Do you feel lucky? Well… do you? If you’re thinking of selling an investment property, you’ll want to get the best result possible, and with a new buzz over the property market at the moment, the perfect time to sell could be right now.
Your neighbour might have whispered it, or a colleague at the water cooler could have brought it up. However you found out, you’re probably aware that the property market is getting a lot of attention. Everyone is starting to say the same thing – that now could be the perfect time to get into the market.
Of course, the more people say it, the more you’ll have to wonder if the opposite could be true. If everyone is entering the property market thinking it is the right time to buy, wouldn’t that make it a great time to sell?
It’s an interesting argument. If you’re from the ‘value school’ of investing, you’ll believe as Warren Buffett does, that investing is forever and that selling is a mistake. Yet it’s hard to argue with a lot of what is going on in the Australian property market. Interest rates are at an all-time low and confidence is up. If you own an investment property that has produced less than stellar results, could now be the perfect time to plan your exit strategy?
Supply and demand numbers indicate that the last few months of the year should offer a reasonably strong outcome for vendors. Already the supply of properties in most capital cities is relatively low, and as more buyers enter the market over the traditional spring selling season that supply could see additional pressure.
Residex figures show that house and land values across Australia increased 0.59% over May, June and July, while unit values increased 1.89% over the same period. Although interest rates were already low at that point, the activity represented a period before the RBA’s landmark 25 basis point cut in August, which saw interest rates drop to their current level of 2.5%. This leaves Residex founder John Edwards attributing part of the recent growth in values to a lack of available housing stock for those looking to purchase.

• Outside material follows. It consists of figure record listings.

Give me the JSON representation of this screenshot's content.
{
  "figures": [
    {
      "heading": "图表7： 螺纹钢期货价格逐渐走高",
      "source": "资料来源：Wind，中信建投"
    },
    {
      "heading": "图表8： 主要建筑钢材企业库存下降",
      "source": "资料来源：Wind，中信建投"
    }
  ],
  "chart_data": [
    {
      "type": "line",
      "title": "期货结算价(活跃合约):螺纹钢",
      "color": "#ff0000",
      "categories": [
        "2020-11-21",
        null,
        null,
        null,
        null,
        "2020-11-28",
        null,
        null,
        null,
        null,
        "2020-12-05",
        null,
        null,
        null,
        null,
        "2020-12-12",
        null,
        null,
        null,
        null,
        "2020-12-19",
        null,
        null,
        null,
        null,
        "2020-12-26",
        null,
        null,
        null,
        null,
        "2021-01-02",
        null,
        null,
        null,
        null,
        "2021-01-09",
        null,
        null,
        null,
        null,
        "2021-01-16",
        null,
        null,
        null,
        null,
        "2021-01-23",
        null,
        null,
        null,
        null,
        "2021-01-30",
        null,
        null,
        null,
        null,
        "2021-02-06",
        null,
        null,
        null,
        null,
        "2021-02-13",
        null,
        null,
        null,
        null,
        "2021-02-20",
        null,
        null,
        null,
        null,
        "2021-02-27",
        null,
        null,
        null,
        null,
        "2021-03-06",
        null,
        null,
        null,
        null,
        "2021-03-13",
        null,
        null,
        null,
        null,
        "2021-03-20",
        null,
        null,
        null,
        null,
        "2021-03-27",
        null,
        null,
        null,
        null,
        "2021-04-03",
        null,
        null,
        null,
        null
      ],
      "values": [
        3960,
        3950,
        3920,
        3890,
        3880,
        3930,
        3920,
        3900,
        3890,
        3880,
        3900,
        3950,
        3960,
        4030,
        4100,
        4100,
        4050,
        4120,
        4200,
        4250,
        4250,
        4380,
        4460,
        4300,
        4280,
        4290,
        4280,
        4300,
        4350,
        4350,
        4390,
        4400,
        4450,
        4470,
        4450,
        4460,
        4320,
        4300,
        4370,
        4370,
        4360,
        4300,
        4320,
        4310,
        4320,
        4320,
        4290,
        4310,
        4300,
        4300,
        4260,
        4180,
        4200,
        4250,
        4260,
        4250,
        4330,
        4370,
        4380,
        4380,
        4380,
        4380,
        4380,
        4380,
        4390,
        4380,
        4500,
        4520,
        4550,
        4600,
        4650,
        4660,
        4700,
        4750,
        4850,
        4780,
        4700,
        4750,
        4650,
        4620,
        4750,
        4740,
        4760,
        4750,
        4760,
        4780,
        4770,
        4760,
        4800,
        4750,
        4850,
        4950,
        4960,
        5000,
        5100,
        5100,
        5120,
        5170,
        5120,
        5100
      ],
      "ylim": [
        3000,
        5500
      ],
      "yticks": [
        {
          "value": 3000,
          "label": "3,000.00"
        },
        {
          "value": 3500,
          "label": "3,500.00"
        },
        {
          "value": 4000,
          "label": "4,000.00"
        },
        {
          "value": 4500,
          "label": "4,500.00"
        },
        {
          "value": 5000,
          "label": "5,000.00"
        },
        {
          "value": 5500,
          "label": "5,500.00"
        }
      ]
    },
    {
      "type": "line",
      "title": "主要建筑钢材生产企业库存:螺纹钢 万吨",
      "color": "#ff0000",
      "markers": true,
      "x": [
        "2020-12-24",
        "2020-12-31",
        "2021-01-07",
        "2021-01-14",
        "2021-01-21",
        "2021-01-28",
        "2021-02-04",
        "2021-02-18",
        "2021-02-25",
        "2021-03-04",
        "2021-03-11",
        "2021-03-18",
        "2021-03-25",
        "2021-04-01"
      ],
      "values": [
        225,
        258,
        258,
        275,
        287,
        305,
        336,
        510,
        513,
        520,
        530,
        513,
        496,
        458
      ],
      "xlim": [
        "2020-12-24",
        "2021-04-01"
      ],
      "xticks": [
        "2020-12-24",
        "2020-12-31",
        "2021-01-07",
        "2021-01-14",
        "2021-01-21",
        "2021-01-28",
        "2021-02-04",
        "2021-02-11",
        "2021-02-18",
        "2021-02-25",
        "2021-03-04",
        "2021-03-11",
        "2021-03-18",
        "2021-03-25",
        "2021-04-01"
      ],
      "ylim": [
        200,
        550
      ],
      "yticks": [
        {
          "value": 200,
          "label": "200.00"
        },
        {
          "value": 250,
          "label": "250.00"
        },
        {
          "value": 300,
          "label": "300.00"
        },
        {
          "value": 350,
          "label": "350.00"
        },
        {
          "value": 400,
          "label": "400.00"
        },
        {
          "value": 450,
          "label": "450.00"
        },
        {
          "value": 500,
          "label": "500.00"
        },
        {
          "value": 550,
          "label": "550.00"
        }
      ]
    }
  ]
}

“We will see a more active market with the rate of price growth being dependent on the volume of stock brought to the market,” Edwards says.
He adds that as the impact of the August cut filters into the buying market, most capital cities should see a fairly strong spring selling season.
Auction clearance rates Data from Australian Property Monitors and RP Data seems to line up with Edwards’ prediction, with both companies releasing preliminary figures that show Sydney auction clearance rates hitting a new record in August.
Auction clearance rates are normally a strong indicator of how active the buying market is within a major city, because a high rate means that very few properties are getting passed in at auction. In Sydney’s case, the monthly clearance rate hit 79%, breaking the previous record of 77% set in 2002.
Melbourne also saw strong auction activity across August. Auction clearance rates hovered over the 70% mark, a sharp contrast to the same time the year before when 61% of auctioned properties were sold. Critically, these rates included premium property sales, a section of the market that has been treading water since the GFC. As proof of this, Melbourne’s top auctioned property hammered in at $1.7m.
Across all capital cities, auction clearance rates were at 72% up from autumn selling season – and forecast to increase over September.
One potential downside to selling property at the moment is the fact that unemployment is forecast to rise. It’s not rocket science. If more people are unemployed buyer sentiment will be affected. When that happens the idea of taking up a large mortgage will become a lot less appealing for a significant portion of the buying public, taking away recently returned vigour to the property market and creating an environment where selling property is difficult.
The Treasury forecasts that the national unemployment rate will reach 6.25% by the end of the financial year, up from the 5.75% forecast in the budget. If the Treasury is right, this will mean that roughly 780,000 Australians will be out of work. This is up 73,000 on the current number of people that the ABS estimates to be unemployed: 707,000.
For Residex’s John Edwards, this makes it hard to foresee runaway capital growth in the property market, suggesting that although demand outweighs supply in many markets, there’s potential for the buying market to become cautious again. “A period of excessive price growth is unlikely,” Edwards says. “The economy is not strong enough to support such an outcome. Unemployment [will] encourage a level of conservatism within the community and at some point interest rates will rise from the current historical low point.”
Property cycles Property cycles should be a significant factor in weighing your decision to sell. Most property markets, whether they are individual suburbs, capital cities or regional markets, tend to move in a seven to 10 year cycle.